The rules about sounds in English are complex and there are all kind of exceptions, but most people follow them without thinking. And these rules are reflected in the way that people play with words in totes-speak — why they say repub for “republican,” not “republ,” even though “republ” is a perfectly fine way to abbreviate “republican.”


Step 3: Bedazzle the word with suffixes

The last step to totesing like an honest-to-God millennial is to add a fun suffix if you want. Spradlin has collected several examples of these. The word “jealous,” after getting abbreviated, becomes jeal. But many speakers like to say jeal-y or jeal-sies or jeal-o. Here’s the table that she made:


It really happens, though it’s optional. The linguists found that people not only say things like bluebs for blueberries, but even bluebsies.

This is all a way for people to sound friendly or playful — perhaps because on the Internet, it’s very hard to intuit someone’s tone. When you tweet I love Novembies (and spell it like that), you’re signaling to people that you’re having a little fun, maybe being a little ironic.


OK, but why does it all sound so weird?

Totes-words sound strange because they often end on strange sounds. This is a fascinating fact for linguists. There aren’t any English words, for instance, that end on “nf” or “aish” — which is totally arbitrary, Spradlin says, because we use these sounds all the time in the middle of words. Sinful. Infamy. Vacation. Relationship. In totes-speak, those words become: Sinf. Inf. Vacaish. Relaish.
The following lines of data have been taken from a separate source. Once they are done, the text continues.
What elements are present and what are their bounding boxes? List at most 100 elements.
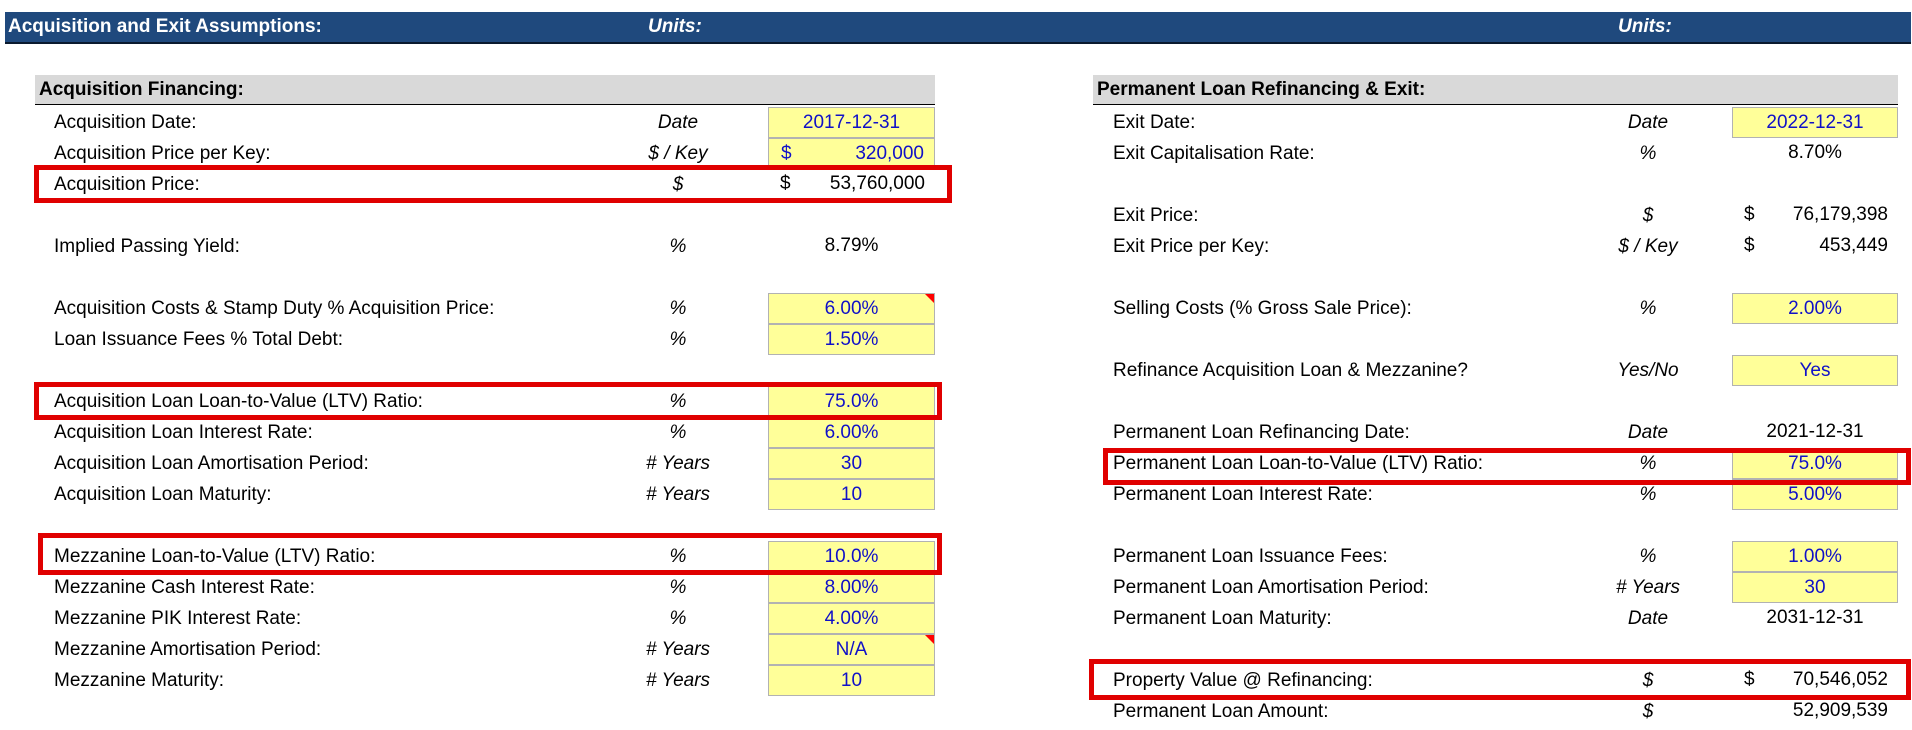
row-label: Acquisition Loan Maturity: <box>54 484 272 505</box>
mezzanine-amortisation-input[interactable]: N/A <box>768 634 935 665</box>
row-acquisition-price: Acquisition Price: $ $ 53,760,000 <box>0 169 960 200</box>
mezzanine-pik-interest-input[interactable]: 4.00% <box>768 603 935 634</box>
row-refinancing-date: Permanent Loan Refinancing Date: Date 20… <box>1080 417 1912 448</box>
exit-price-per-key-value[interactable]: $ 453,449 <box>1732 231 1898 262</box>
row-acquisition-loan-ltv: Acquisition Loan Loan-to-Value (LTV) Rat… <box>0 386 960 417</box>
acquisition-date-input[interactable]: 2017-12-31 <box>768 107 935 138</box>
row-unit: $ <box>1642 670 1654 691</box>
row-acquisition-price-per-key: Acquisition Price per Key: $ / Key $ 320… <box>0 138 960 169</box>
row-label: Permanent Loan Interest Rate: <box>1113 484 1373 505</box>
row-unit: $ / Key <box>648 143 708 164</box>
currency-symbol: $ <box>1744 669 1755 690</box>
header-units-right: Units: <box>1618 16 1672 37</box>
row-label: Implied Passing Yield: <box>54 236 240 257</box>
mezzanine-ltv-input[interactable]: 10.0% <box>768 541 935 572</box>
header-title: Acquisition and Exit Assumptions: <box>8 16 322 37</box>
comment-indicator-icon[interactable] <box>925 635 934 644</box>
row-unit: % <box>669 546 687 567</box>
row-unit: % <box>669 236 687 257</box>
permanent-loan-amount-value[interactable]: 52,909,539 <box>1732 696 1898 727</box>
permanent-loan-issuance-fees-input[interactable]: 1.00% <box>1732 541 1898 572</box>
row-label: Acquisition Price per Key: <box>54 143 271 164</box>
permanent-loan-interest-input[interactable]: 5.00% <box>1732 479 1898 510</box>
refinance-yes-no-input[interactable]: Yes <box>1732 355 1898 386</box>
exit-price-value[interactable]: $ 76,179,398 <box>1732 200 1898 231</box>
mezzanine-cash-interest-input[interactable]: 8.00% <box>768 572 935 603</box>
permanent-loan-ltv-input[interactable]: 75.0% <box>1732 448 1898 479</box>
row-permanent-loan-issuance-fees: Permanent Loan Issuance Fees: % 1.00% <box>1080 541 1912 572</box>
row-unit: % <box>1639 143 1657 164</box>
value-number: 320,000 <box>855 143 924 164</box>
acquisition-loan-interest-input[interactable]: 6.00% <box>768 417 935 448</box>
row-unit: % <box>1639 484 1657 505</box>
row-unit: % <box>669 298 687 319</box>
acquisition-costs-input[interactable]: 6.00% <box>768 293 935 324</box>
property-value-refinancing-value[interactable]: $ 70,546,052 <box>1732 665 1898 696</box>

We’re very unused to hearing words finish like that, and that may be why people react so negatively to these abbreviations. They sound funny.

But sounding funny is also part of the point. There’s something else very strange going on with totes-speak, Spradlin says. People are putting “-sh” sounds at the end of words to sound cute. Instead of saying imposs for “impossible,” people like to say imposh. They even say things like maybsh. This happens in other languages such as Japanese and Russian, because the “-sh” sound tends to be associated with baby-talk. But Spradlin says it has never been observed in English, at least not in this widespread way.

The linguists don’t really know why this happened, but there’s some speculation. A lot of totes-words already end on a “-sh” sound, just naturally, like appreesh for “appreciate.” It’s possible that, once totes-speak became popular, people started to realize how interesting the “-sh” sound was and started festooning other words with it.

This is all very exciting for people who study languages, and how languages evolve with the cultures that speak them. Of course, totes-speak is not the first time that people have shortened words in English. As Jones points out, words like legit, delish and babe are abbreviations that happened decades or centuries ago.

The difference today is that millennials are doing this a lot more, and they’re doing it not primarily to be efficient, but to be expressive — to add dimension to words. It’s something to celebrate, Spradlin says.

“All the media coverage is like, ‘These girls are being silly and they’re ruining the language,’” she said. “But this is actually really creative — and it’s following all the rules of English.”